Asher was genetically diagnosed with CHARGE Syndrome around 1 month old while still in Cardiac Critical Care.  It was suspected early on based on his heart defect of Interrupted Aortic Arch Type B, there are only a few Syndromes where this defect presents itself, CHARGE being one of them.
The genetic testing showed he had a mutation on his CDH7 gene.  Jesse & I were tested a couple of months later and the test showed that we do not carry the mutation.


It was several months after Asher's diagnosis that all of the specialists involved were able to determine the list of ways Asher was affected by CHARGE.

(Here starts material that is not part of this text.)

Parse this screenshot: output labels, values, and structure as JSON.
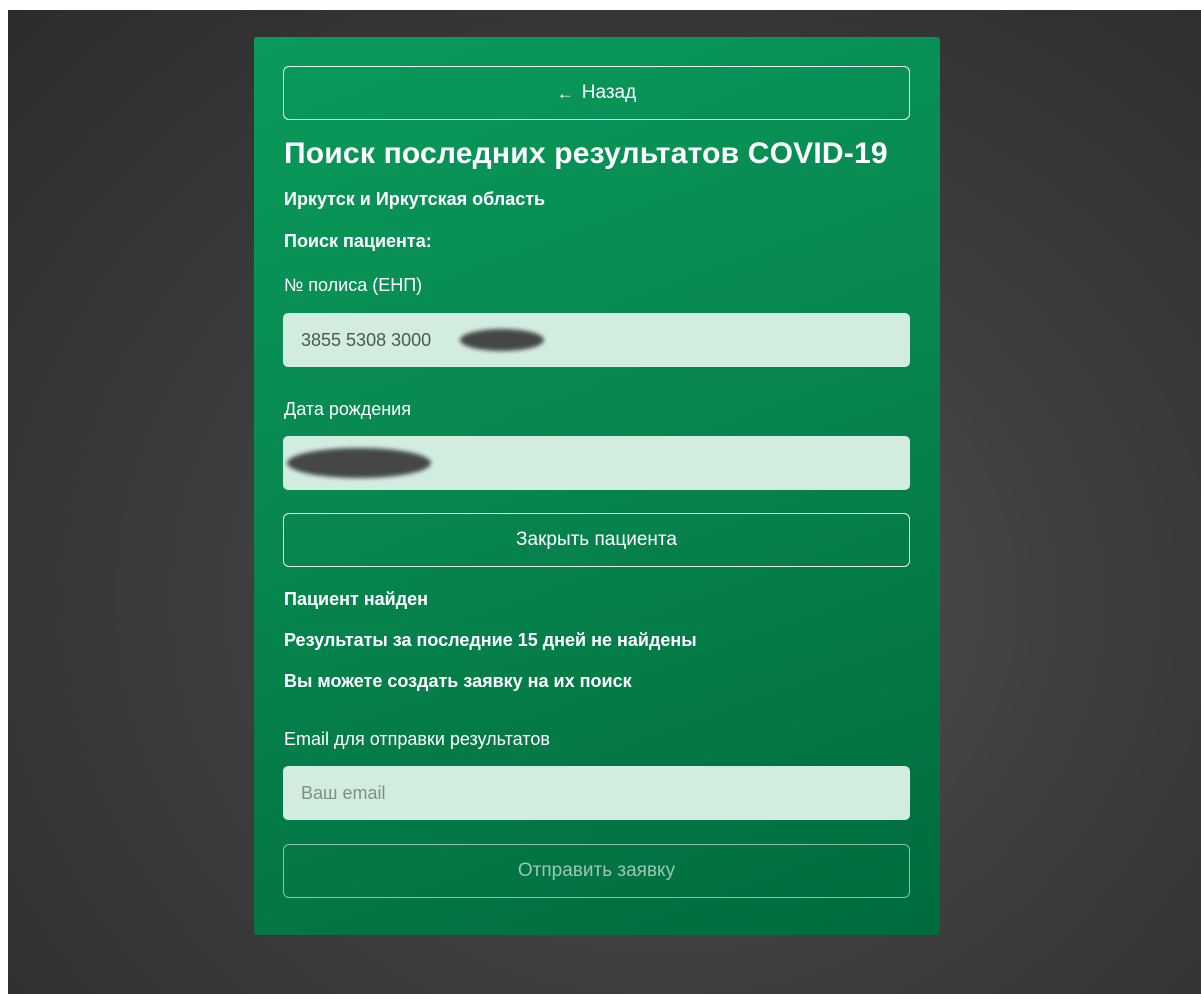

This is an extensive list of the symptoms (or CHARGE symptoms that are not present) that Asher presented with as they relate to the CHARGE acronym, some have resolved over the last 1.5 years, either spontaneously or through intervention.

  • Coloboma: 

  • Heart Defects and Heart Conditions: 
    • Interrupted Aortic Arch Type B (Repaired at 4 days old)
    • Aortic Valve Stenosis (Repaired with the Ross Partial Kono Procedure at 5 months old)
    • AET - Atrial Ectopic Tachycardia (Medically managed with Sotolol and Flecainide, now only Flecainide)
    • ASD (Repaired at 4 days old and then blew open during a cardiac arrest, healed on its own over time)
    • 2 Cardiac Arrests (4 days old, 5 months old caused from pulmonary hypertension- both in Critical Care post surgery.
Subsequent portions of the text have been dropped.